Welcome to Hadoop and BigData series! This is the first article in the series where we present an introduction to Hadoop and the ecosystem.

In the beginning

In October 2003, a paper titled Google File System (Ghemawat et al.) was published. The paper describes design and implementation of a scalable distibuted file system. This paper along with another paper on MapReduce inspired Doug Cutting and Mike Cafarella to create what is now known as Hadoop. Eventually project development was taken over by Apache Software Foundation, thus the name Apache Hadoop.

What is in the name?

The choice of name Hadoop sparks curosity, but it is not a computing jargon and there is no logic associated with the choice. Cutting couldn’t find a name for their new project, so he named it Hadoop! “Hadoop” was the name his son gave to his stuffed yellow elephant toy!

Why we need Hadoop?

When it comes to processing huge amounts (I mean really huge!) of data Hadoop is really useful. Without Hadoop, processing such huge data was only possible with specialized hardware, or call them supercomputers! The key advantage that Hadoop brings is that it runs on commodity hardware. You can actually use your wife’s and your own laptop to setup a working Hadoop cluster.

Is Hadoop free?

Hadoop is completely free, it is free as it has no price and it is free because you are free to modify it to suite your own needs. It is licensed under Apache License 2.0.

Core components of Hadoop

  1. HDFS : HDFS or Hadoop Distributed File System is the component responsible for storing files in a distributed manner. It is a robust file system which provides integrity, redundancy and other services. It has two main components : NameNode and DataNode
  2. MapReduce : MapReduce provides a programming model for parallel computations. It has two main operations : Map and Reduce. MapReduce 2.0 is sometimes referred to as YARN.

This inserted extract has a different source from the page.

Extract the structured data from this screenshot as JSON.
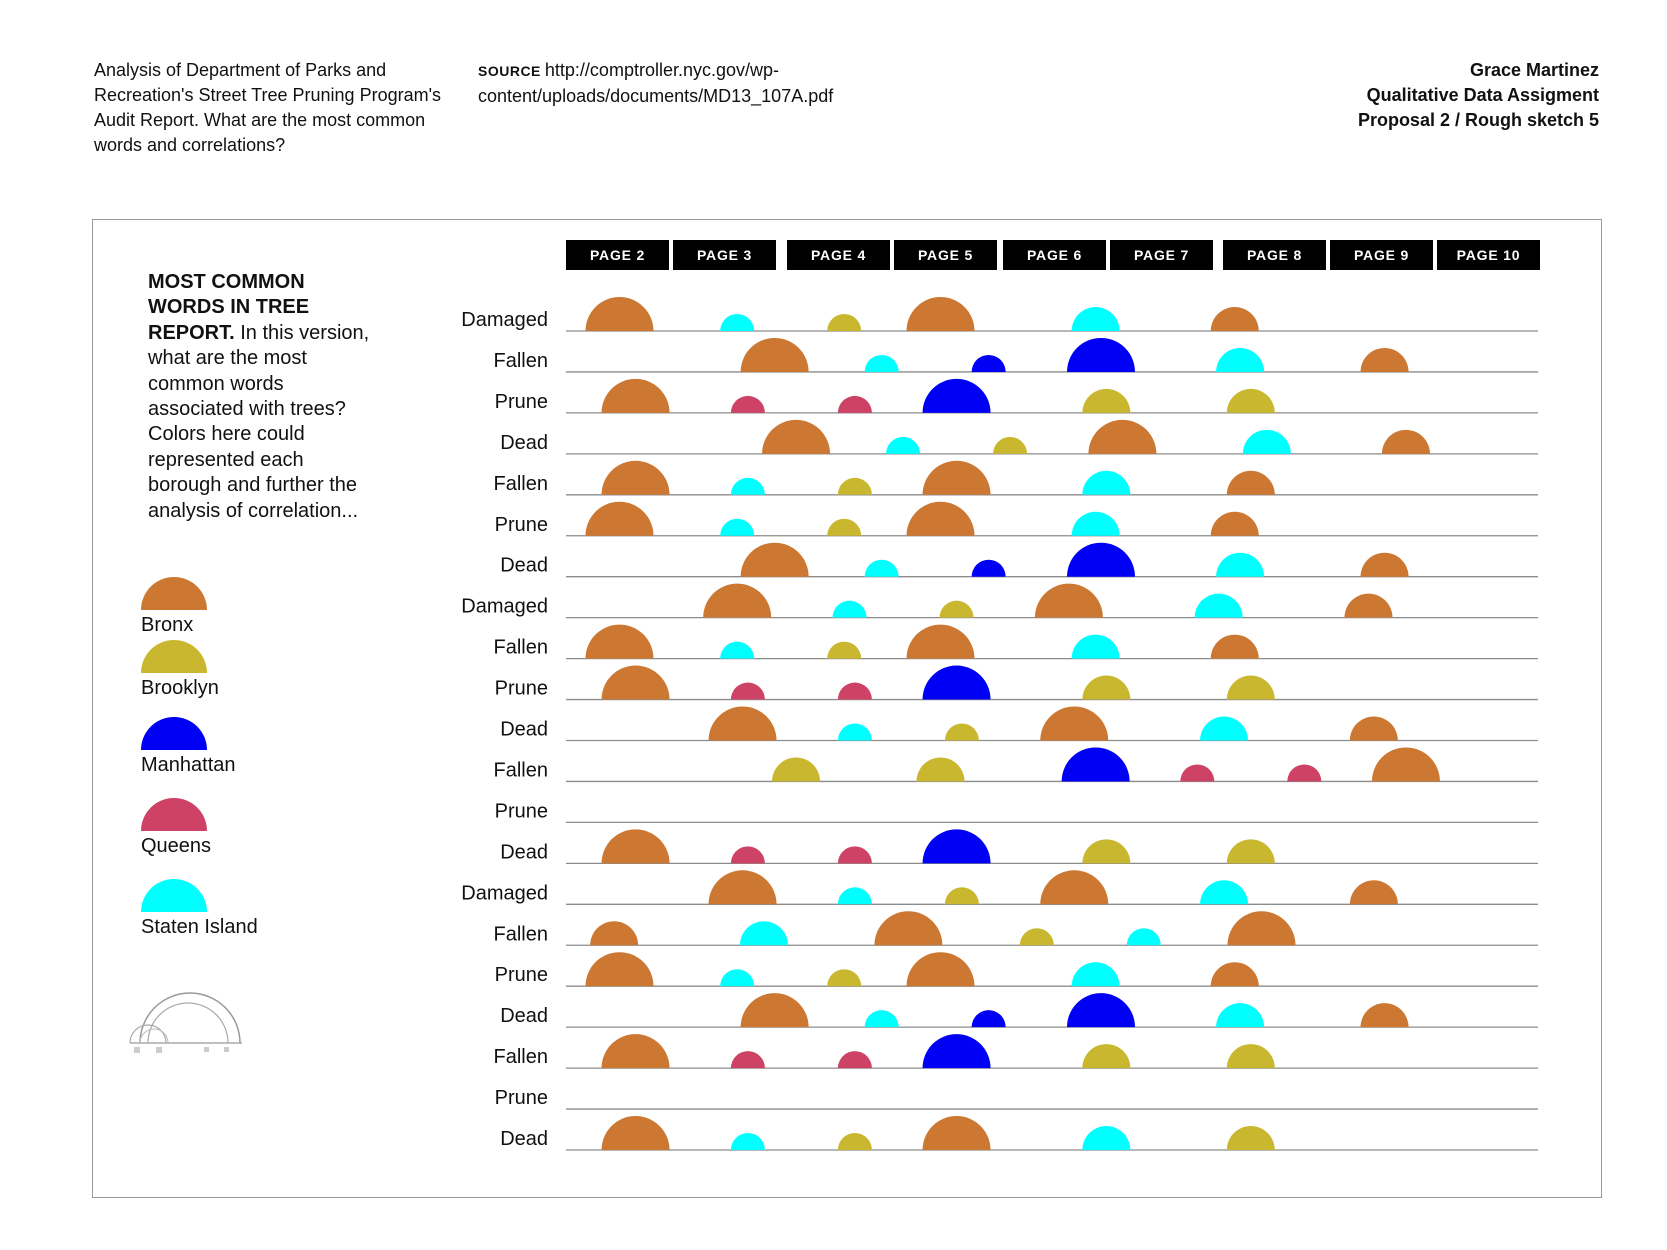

Introduction to Hadoop ecosystem

The Hadoop Ecosystem refers to collection of products which work with Hadoop. Each product carries a different task. For example, using Ambari, we can easily install and manage clusters. At this point, there is no need to dive into details of each product. All of the products shown in the image are from Apache Software Foundation and are free under Apache License 2.0.